Diseases of the temporomandibular joint are not uncommon. Within Germany, disorders of the normal function of the temporomandibular joint are, in addition to the occurrence of carious defects, one of the most frequent abnormalities in the oral cavity. According to extensive studies, over 10 million citizens suffer from temporomandibular joint arthrosis.

The number of patients suffering from less conspicuous disorders of the temporomandibular joint far exceeds this number. In most cases, deficits in temporomandibular joint function manifest themselves at a very early stage in the affected patient through the occurrence of temporomandibular joint cracking, tension and pain in the chewing muscles, headaches and earaches or restrictions in the opening of the mouth. It is generally assumed that such problems of the temporomandibular joint are mostly caused by incorrect loading and mechanical wear of the joint surfaces consisting of cartilage.

However, there are also patients who develop such symptoms due to inflammatory or infectious causes. With increasing age, the risk of developing a disease of the jaw with clearly perceptible (and sometimes audible) clicking of the temporomandibular joint increases demonstrably. In addition, a possible genetic predisposition or heavy physical work also seems to play a decisive role in the development of temporomandibular joint diseases.

Anatomy

The temporomandibular joint (lat. Articulation temporo- mandibularis) represents a movable connection between the bony upper jaw (lat. Maxilla) and the lower jaw bone (lat.

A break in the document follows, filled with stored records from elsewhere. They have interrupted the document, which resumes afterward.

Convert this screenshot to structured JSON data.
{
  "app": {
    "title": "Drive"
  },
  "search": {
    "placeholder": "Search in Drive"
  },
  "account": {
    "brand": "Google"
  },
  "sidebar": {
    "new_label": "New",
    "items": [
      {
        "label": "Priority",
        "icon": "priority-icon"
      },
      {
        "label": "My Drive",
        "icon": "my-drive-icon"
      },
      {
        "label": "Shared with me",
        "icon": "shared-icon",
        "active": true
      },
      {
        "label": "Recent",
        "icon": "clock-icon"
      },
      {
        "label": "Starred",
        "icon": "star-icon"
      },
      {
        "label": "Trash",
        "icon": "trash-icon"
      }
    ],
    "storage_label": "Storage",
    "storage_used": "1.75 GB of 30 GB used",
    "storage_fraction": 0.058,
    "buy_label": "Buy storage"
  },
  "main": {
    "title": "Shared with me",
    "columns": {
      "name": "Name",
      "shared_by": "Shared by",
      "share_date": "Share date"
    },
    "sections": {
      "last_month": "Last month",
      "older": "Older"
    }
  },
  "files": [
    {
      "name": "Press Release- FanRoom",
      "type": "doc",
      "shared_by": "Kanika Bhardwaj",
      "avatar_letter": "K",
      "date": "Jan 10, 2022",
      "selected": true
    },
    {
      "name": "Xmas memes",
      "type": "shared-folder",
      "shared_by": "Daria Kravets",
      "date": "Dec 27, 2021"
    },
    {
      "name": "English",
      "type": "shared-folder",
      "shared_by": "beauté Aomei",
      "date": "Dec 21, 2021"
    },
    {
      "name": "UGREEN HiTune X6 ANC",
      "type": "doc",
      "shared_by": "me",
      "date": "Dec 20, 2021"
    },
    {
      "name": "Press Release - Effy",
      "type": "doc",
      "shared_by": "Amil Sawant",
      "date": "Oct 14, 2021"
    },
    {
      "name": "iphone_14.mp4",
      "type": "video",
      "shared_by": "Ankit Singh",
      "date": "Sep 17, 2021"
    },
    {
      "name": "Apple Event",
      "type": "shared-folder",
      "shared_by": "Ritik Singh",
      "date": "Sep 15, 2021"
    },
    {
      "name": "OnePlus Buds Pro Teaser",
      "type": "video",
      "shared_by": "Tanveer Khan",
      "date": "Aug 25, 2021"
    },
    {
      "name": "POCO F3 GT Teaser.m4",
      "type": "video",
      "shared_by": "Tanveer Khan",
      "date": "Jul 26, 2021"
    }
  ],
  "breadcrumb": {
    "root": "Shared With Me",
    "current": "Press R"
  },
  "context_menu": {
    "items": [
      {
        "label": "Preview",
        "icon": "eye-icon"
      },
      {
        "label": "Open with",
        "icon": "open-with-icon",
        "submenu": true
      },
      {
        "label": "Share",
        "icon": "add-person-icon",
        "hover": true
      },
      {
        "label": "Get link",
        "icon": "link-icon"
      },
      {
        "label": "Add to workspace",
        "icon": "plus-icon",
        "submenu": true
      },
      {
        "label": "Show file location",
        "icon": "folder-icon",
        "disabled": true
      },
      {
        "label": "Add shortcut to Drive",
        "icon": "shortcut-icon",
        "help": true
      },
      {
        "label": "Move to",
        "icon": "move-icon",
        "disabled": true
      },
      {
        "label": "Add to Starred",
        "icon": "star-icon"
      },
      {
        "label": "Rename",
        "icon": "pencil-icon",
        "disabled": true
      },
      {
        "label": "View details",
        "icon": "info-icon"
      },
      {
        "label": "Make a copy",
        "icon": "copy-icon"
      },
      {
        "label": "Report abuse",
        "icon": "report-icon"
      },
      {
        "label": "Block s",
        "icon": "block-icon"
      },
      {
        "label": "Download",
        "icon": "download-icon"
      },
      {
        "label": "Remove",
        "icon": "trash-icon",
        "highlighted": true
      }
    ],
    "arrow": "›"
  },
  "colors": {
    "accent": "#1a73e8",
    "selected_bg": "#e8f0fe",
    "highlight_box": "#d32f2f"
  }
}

Mandibula), in which the so-called mandibular fossa (lat. Fossa mandibularis) enters into direct contact with the head of the upper jaw (Caput mandibulae). While the upper jaw bone forms the rigid part of the temporomandibular joint, the lower jaw, which is essential for opening the mouth, is freely movable and clamped into the joint.

This bone connection is supported by numerous muscles (chewing muscles) and ligaments. To prevent the two bony structures of the temporomandibular joint from rubbing against each other, the head of the upper jaw and the mandibular fossa are separated by a movable part of cartilage (articular disc). The cartilage disc divides the temporomandibular joint into two functionally independent parts, the upper and lower joint space.

Sliding movements are mainly performed in the area of the upper joint section (upper joint gap). Rotational movements, on the other hand, take place mainly in the lower joint space. For chewing or speaking, however, it is by no means sufficient to perform one of these two movements separately. In these processes, both ranges of motion must be cleverly combined with each other. From this fact it can be deduced that combination movements (so-called turn-slide movements) can also be performed in the temporomandibular joint.